O RASI é um documento apresentado anualmente pelo Governo, cuja publicação foi decretada, em 1987, pela Lei da Segurança Interna (revista em 2008), para escrutínio público e parlamentar do trabalho das autoridades policiais nacionais. Nas suas páginas, apresenta-se um balanço quantitativo e qualitativo da criminalidade nacional participada e identificam-se as principais ameaças à segurança interna. As populações dos “bairros degradados”, “bairros problemáticos” e, actualmente, “Zonas Urbanas Sensíveis” (ZUS), são um dos focos principais destes relatórios desde a sua origem, especialmente no que concerne às rubricas dedicadas à “delinquência juvenil” e à “criminalidade grupal” – aspectos presentes no retrato de Bacelar Gouveia – que se consideram ter “maior incidência” nestas zonas. Segundo o RASI de 2021, é possível “inferir a existência de homogeneidade” nas características da criminalidade grupal, destacando-se a faixa etária – compreendida entre os 15 e os 25 anos – e “uma multiplicidade de factores, de lealdade ou de associação, seja através da identificação do grupo (gangue) como bairro, grupo musical (geralmente hip-hop ou drill) ou mesmo o meio escolar frequentado” (p. 11). Mais à frente, vai-se mais longe e afirma-se que “deve salientar-se a preponderância da subcultura hip-hop como uma das principais formas de expressão de grande parte destes jovens, nomeadamente, através da gravação e edição de videoclips, com roupas e cartazes alusivos ao respectivo gangue ou bairro” (p. 48).

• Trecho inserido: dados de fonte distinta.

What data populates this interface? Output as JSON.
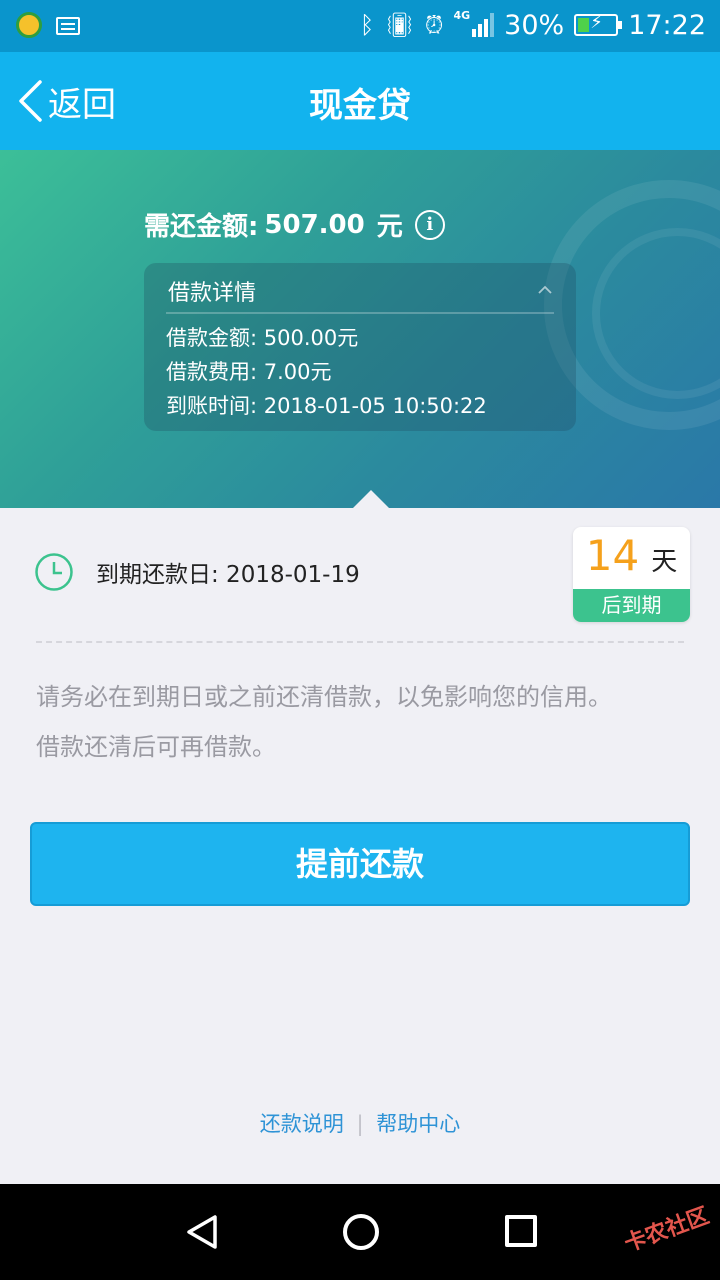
{
  "status_bar": {
    "battery": "30%",
    "battery_level": 0.3,
    "network": "4G",
    "time": "17:22"
  },
  "nav": {
    "back_label": "返回",
    "title": "现金贷"
  },
  "hero": {
    "amount_label": "需还金额:",
    "amount_value": "507.00",
    "amount_unit": "元",
    "info_glyph": "i",
    "detail": {
      "title": "借款详情",
      "lines": [
        "借款金额: 500.00元",
        "借款费用: 7.00元",
        "到账时间: 2018-01-05 10:50:22"
      ]
    }
  },
  "due": {
    "label": "到期还款日: 2018-01-19",
    "countdown_number": "14",
    "countdown_unit": "天",
    "countdown_caption": "后到期"
  },
  "notice": {
    "line1": "请务必在到期日或之前还清借款，以免影响您的信用。",
    "line2": "借款还清后可再借款。"
  },
  "actions": {
    "repay_early": "提前还款"
  },
  "footer": {
    "link1": "还款说明",
    "separator": "|",
    "link2": "帮助中心"
  },
  "system_nav": {
    "watermark": "卡农社区"
  },
  "colors": {
    "primary": "#12b3ee",
    "accent_orange": "#f5a11c",
    "accent_green": "#3cc38e",
    "link": "#2e93d6"
  }
}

A nomeação insistente de uma expressão artística particular, e da sua associação a um fenómeno criminal, não costuma ser tão explícita nos RASI. Não obstante, a sua aparição, mais do que o resultado da violência que o Drill expressa nos seus vídeos e letras, é sintomática de algo mais profundo. Corresponde, desde logo, à antiga prática de situar as causas de certas manifestações de violência e “desordem pública” em determinadas culturas, territórios e sujeitos, nomeadamente urbanos e juvenis e, frequentemente, racializados. Vai, por isso, muito além da confusão infantil entre a representação e a realidade que sempre perseguiu diferentes formas de expressão artística – uma confusão atrativa para os poderes instituídos e para a comunicação social, pois sempre serviu, convenientemente, para virar certos problemas de pernas para o ar e situar as suas causas naquilo que são, no fundo, as suas excrescências e manifestações. Interessa-nos, por isso, ir além do diagnóstico e das referências conjunturais que o RASI nos oferece sobre um ano particular, para fazer sobressair as tendências que são transversais à mentalidade que produz estes relatórios.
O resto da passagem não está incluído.